My fellow former-Westminsterian (and co-author of a book I plugged a few weeks ago), Jared Byas, just posted an incredible blog post on his blog, Seeking the Good & Claiming it for the Kingdom. The post is called “Why I Will Not Divorce the Bible” and he articulates in such clear prose and winsome graciousness many of the thoughts and perspectives I have when engaging the Bible and then turning to engage the world around me.
Byas writes about how Evangelicals and theological “progressives” both end up devaluing the Bible and not truly respecting it or being “married” to it. He does a great job of exposing the reductionism of both sides as they use various techniques to keep the Bible at arm’s length so they don’t really have to deal with it as it is. (I’ve written similarly before.)
I remember being part of a very conservative church a few years back in Philadelphia. As I had become closer to one of the elders in particular–a prominent and nationally-known speaker and performer–he watched me as I wrestled with the Bible I knew I loved. He eventually moved on to work at another church in another part of the country, but his parting words to me were clear enough; he said, “Paul, remember: skeptcisim is not a virtue.”
But this “wrestling” with Scripture is not employing skepticism for skepticism’s sake; it more than that. It’s opening yourself up to something (and some One) that might not meet your expectations. But just as any truly healthy relationship, as Byas points out, it’s in this intra-relational difficulty–and the reinforced grace that follows it–that a true strengthening of the relationship is found. It reminds me of this Compline prayer I wrote about on Monday:
O God, by whom the meek are guided in judgment,
and light rises up in darkness for the godly:
Grant us, in all our doubts and uncertainties,
the grace to ask what you would have us to do,
that the Spirit of wisdom may save us from all false choices,
and that in your light we may see light,
and in your straight path may not stumble;
through Jesus Christ our Lord. Amen.
In “all our doubts and uncertainties” about the Bible, we often think we are destined to either naive fundamentalism, or soul-sucking cynicism and progressivism. As the prayer puts it, these are “false choices” that only the Spirit can keep us from.
Byas writes about taking seriously the “messiness” of Scripture and letting it mess with your head. He reminds us that only those that love Scripture can genuinely be affected by it’s difficulties, rather than simply, on one hand, de-valuing and dismissing it, or, on the other, spending your life trying to resolve all its inexplicable tensions.
But there’s a catch; and it confounds both of the right-left extremes. We don’t go to Scripture to find–or even form–the sense of authority that we will then ascribe to it. Our allegiance and commitment to the Bible is a presupposition that we bring to the Bible. In Byas’s marriage metaphor, he says:
It is precisely our reverence and intimacy with the text of Scripture that earns us the right to question it and struggle with it. It is not my acquaintances that I confront, question, or struggle with, it is my wife and most intimate friends.

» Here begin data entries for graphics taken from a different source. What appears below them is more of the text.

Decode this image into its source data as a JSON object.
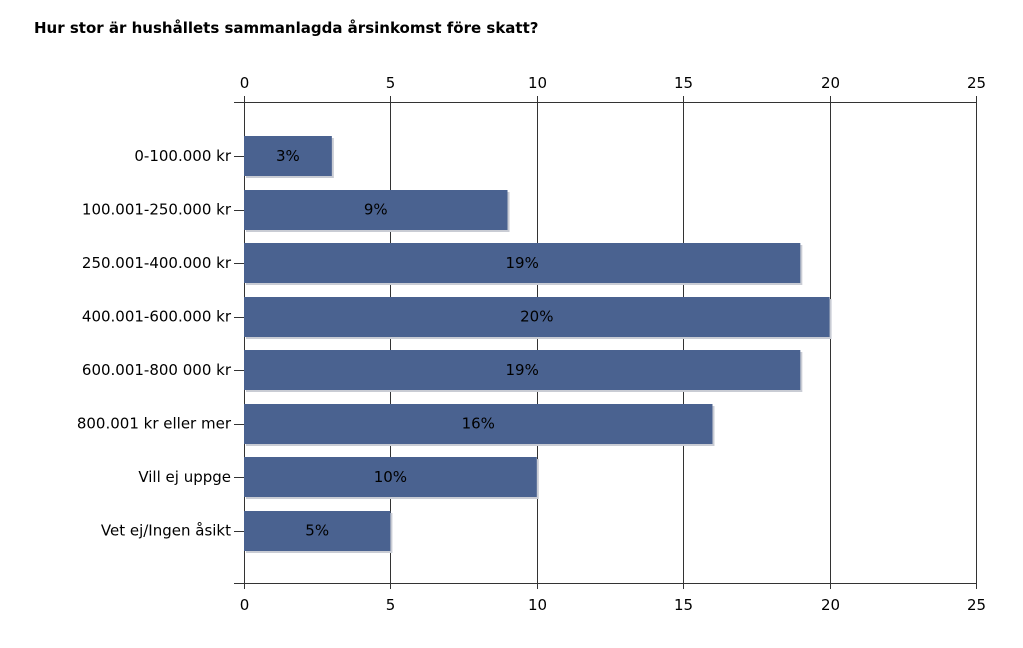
{
  "chart_data": {
    "type": "bar",
    "orientation": "horizontal",
    "title": "Hur stor är hushållets sammanlagda årsinkomst före skatt?",
    "categories": [
      "0-100.000 kr",
      "100.001-250.000 kr",
      "250.001-400.000 kr",
      "400.001-600.000 kr",
      "600.001-800 000 kr",
      "800.001 kr eller mer",
      "Vill ej uppge",
      "Vet ej/Ingen åsikt"
    ],
    "values": [
      3,
      9,
      19,
      20,
      19,
      16,
      10,
      5
    ],
    "data_labels": [
      "3%",
      "9%",
      "19%",
      "20%",
      "19%",
      "16%",
      "10%",
      "5%"
    ],
    "xlim": [
      0,
      25
    ],
    "xticks": [
      0,
      5,
      10,
      15,
      20,
      25
    ],
    "xtick_labels": [
      "0",
      "5",
      "10",
      "15",
      "20",
      "25"
    ],
    "axis_labels_position": "top and bottom",
    "grid": true,
    "bar_color": "#4a6290",
    "xlabel": "",
    "ylabel": ""
  }
}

And so, if we are fully anchored in our faith in the God that speaks, then the Bible can be the messy, painful thing it is, and it can shake us, but we won’t be smashed upon the waves. Because our hope, ultimately does not rest in those words on those pages, but beyond them. As the Catholic Catechism puts it:
Still, the Christian faith is not a “religion of the book.” Christianity is the religion of the “Word” of God, a word which is “not a written and mute word, but the Word is incarnate and living”. If the Scriptures are not to remain a dead letter, Christ, the eternal Word of the living God, must, through the Holy Spirit, “open [our] minds to understand the Scriptures.”
If the Word has met us, the Book will be our love–no matter how hard that love might be at times.
Byas concludes the body of his post with a quote that is going to stick with me for a long time. I’ll leave you with it:
I am allowed to dig, question, and perhaps observe the deconstruction, because of my unconditional commitment to the Scriptures as the anchor of my faith, no matter what they say and no matter how much I do not like it, perhaps even no matter how much I disagree with it. Intimacy comes because there is no question of my continued relationship with the text. It will be my anchor no matter how ugly it gets.